Modifying a Security Policy

Describes how to modify a security policy.

About this task

You can modify a security policy using the Control System, the CLI, and REST API. You can change the following settings if you edit a security policy:
  • Security policy state
  • Wire-level encryption and auditing
  • Data access control
  • Security policy administration control
If you modify a security policy that is currently tagged (or in use), changes to the policy are enforced within 5 minutes.

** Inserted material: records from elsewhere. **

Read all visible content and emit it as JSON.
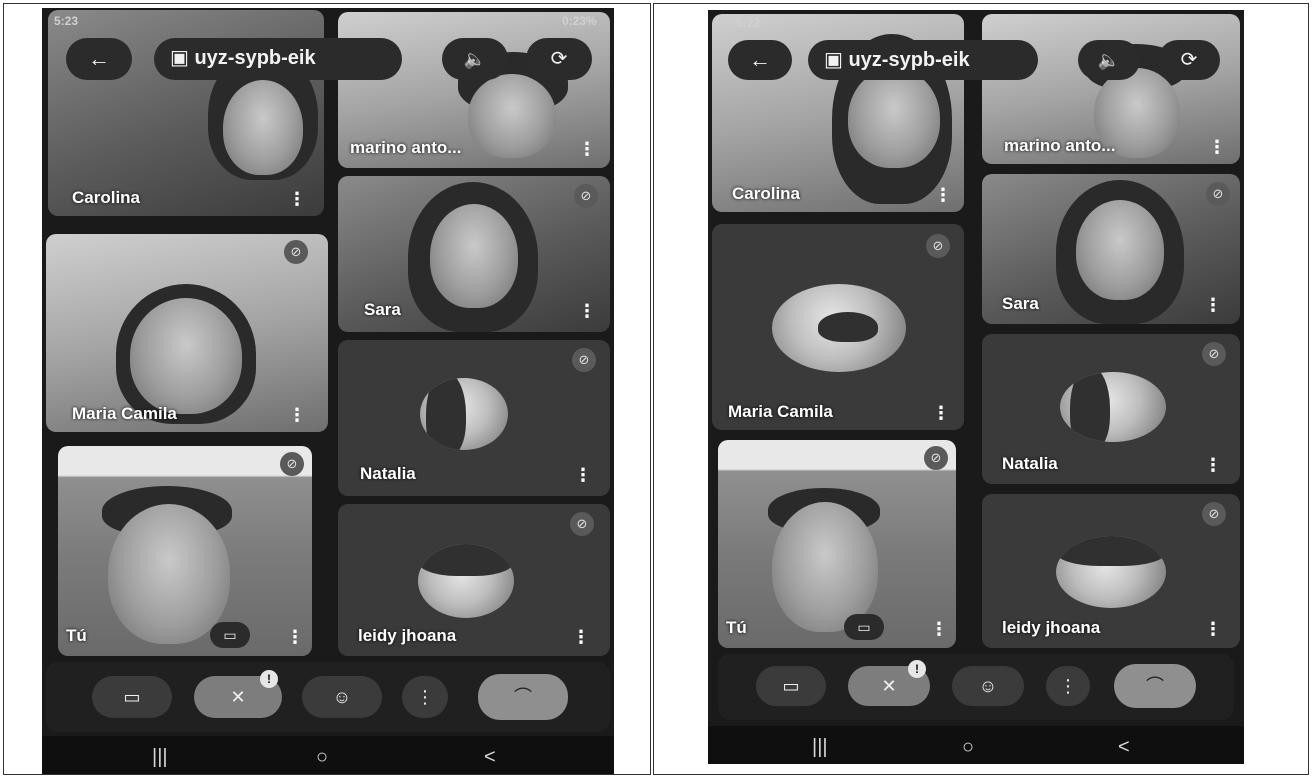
{
  "left": {
    "status_time": "5:23",
    "status_right": "0:23%",
    "meeting_code": "uyz-sypb-eik",
    "participants": {
      "carolina": "Carolina",
      "marino": "marino anto...",
      "sara": "Sara",
      "maria": "Maria Camila",
      "natalia": "Natalia",
      "tu": "Tú",
      "leidy": "leidy jhoana"
    },
    "mic_notification": "!"
  },
  "right": {
    "status_time": "5:22",
    "meeting_code": "uyz-sypb-eik",
    "participants": {
      "carolina": "Carolina",
      "marino": "marino anto...",
      "sara": "Sara",
      "maria": "Maria Camila",
      "natalia": "Natalia",
      "tu": "Tú",
      "leidy": "leidy jhoana"
    },
    "mic_notification": "!"
  },
  "icons": {
    "back": "←",
    "calendar": "▣",
    "speaker": "🔈",
    "camera_switch": "⟳",
    "more": "⋮",
    "mute": "⊘",
    "video": "▭",
    "mic_off": "✕",
    "emoji": "☺",
    "hangup": "⌒",
    "nav_recent": "|||",
    "nav_home": "○",
    "nav_back": "<"
  },
  "colors": {
    "background": "#1a1a1a",
    "tile": "#3a3a3a",
    "control_bar": "#202020"
  }
}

Modifying a Security Policy Using the Control System

Prerequisites

If not already done, you must first set the related cluster as the global policy master node for the Container Location Database (CLDB) associated with the security policy being modified. See Configuring the Global Policy Master for more information.

Procedure

  1. Log in to the Control System and go to the Security Policies tag in the Admin > Cluster Settings page to view the list of security policies that you are allowed to see.
  2. Click the name of the security policy to display the Edit Security Policy page.
  3. Make changes to the security policy status by selecting the state to transition to from the drop-down list of statuses next to the Edit Security Policy label.
    See Changing the State of a Security Policy for more information on the various states and the valid state to which you need to transition a security policy.
  4. Modify any of the following properties:
    Description The description of the policy. The maximum length of the description is 128 characters.
    Enable Wire-level Encryption The wire-level encryption setting. Enable (Yes) or disable (No) wire-level encryption by moving the slider.
    Enable Audit Operations The audit setting for files, directories, tables, and streams. Enable (Yes) or disable (No) auditing of operations on files, directories, tables, and streams by moving the slider.
    Audit Operations (Visible only if auditing is enabled) The list of file, directory, table, and stream operations to audit. Select the default list of operations to audit by choosing the Default radio button. Select specific file, directory, table, and streams operations to audit by choosing the Custom radio button. Enabling setattr automatically enables the following operations:
    • chown
    • chgrp
    • chperm
    If you disable setattr, these operations are automatically disabled. If you do nothing with setattr (neither enable nor disable), you can enable or disable chown, chgrp, and chperm in any combination and they will not affect setattr.
    Allow Tagging

    (For JSON Tables)

    		 The setting to enable (Yes) or disable (No) tagging of JSON tables for this security policy. If Yes, users can tag data objects of JSON tables with this policy. If No, users cannot tag data objects of JSON tables with this security policy. See Changing the State of a Security Policy for more information.
  5. Make changes to data access control as needed in the Data Access Control section.
    1. Select one of the following state for access control.
      • Disarmed—Indicates access control is not enforced by the Access Control Expression (ACE) settings defined in the policy
      • Armed—Indicates access control is enforced by the ACE settings defined in the policy
      • Denied—Indicates access control is always denied.
      For more information on access control states, see Changing the State of a Security Policy.
    2. Set new or modify existing ACEs for users, groups, and/or roles.
      You can:
      • Create a copy of an existing ACE setting for an entity (user, group, or role) by clicking , which you can then modify.
      • Remove ACEs for an entity (user, group, or role) by clicking .
      • Set new ACEs if you have not set ACEs before for users, groups, or roles by clicking Add Access Permission.
      • Add ACEs for another user, group, or role by clicking Add Another.
      • Modify an existing ACE setting for an entity (user, group, or role) by clicking .
      After you click Add Access Permission, Add Another, or , the Add Access Permission window displays. You can:
      1. Enter new or modify the existing comma-separated list of users, groups, or roles to grant access to in the Users, Groups, and Roles text boxes respectively. Select the Custom ACE checkbox to manually enter the ACE in the text box that appears.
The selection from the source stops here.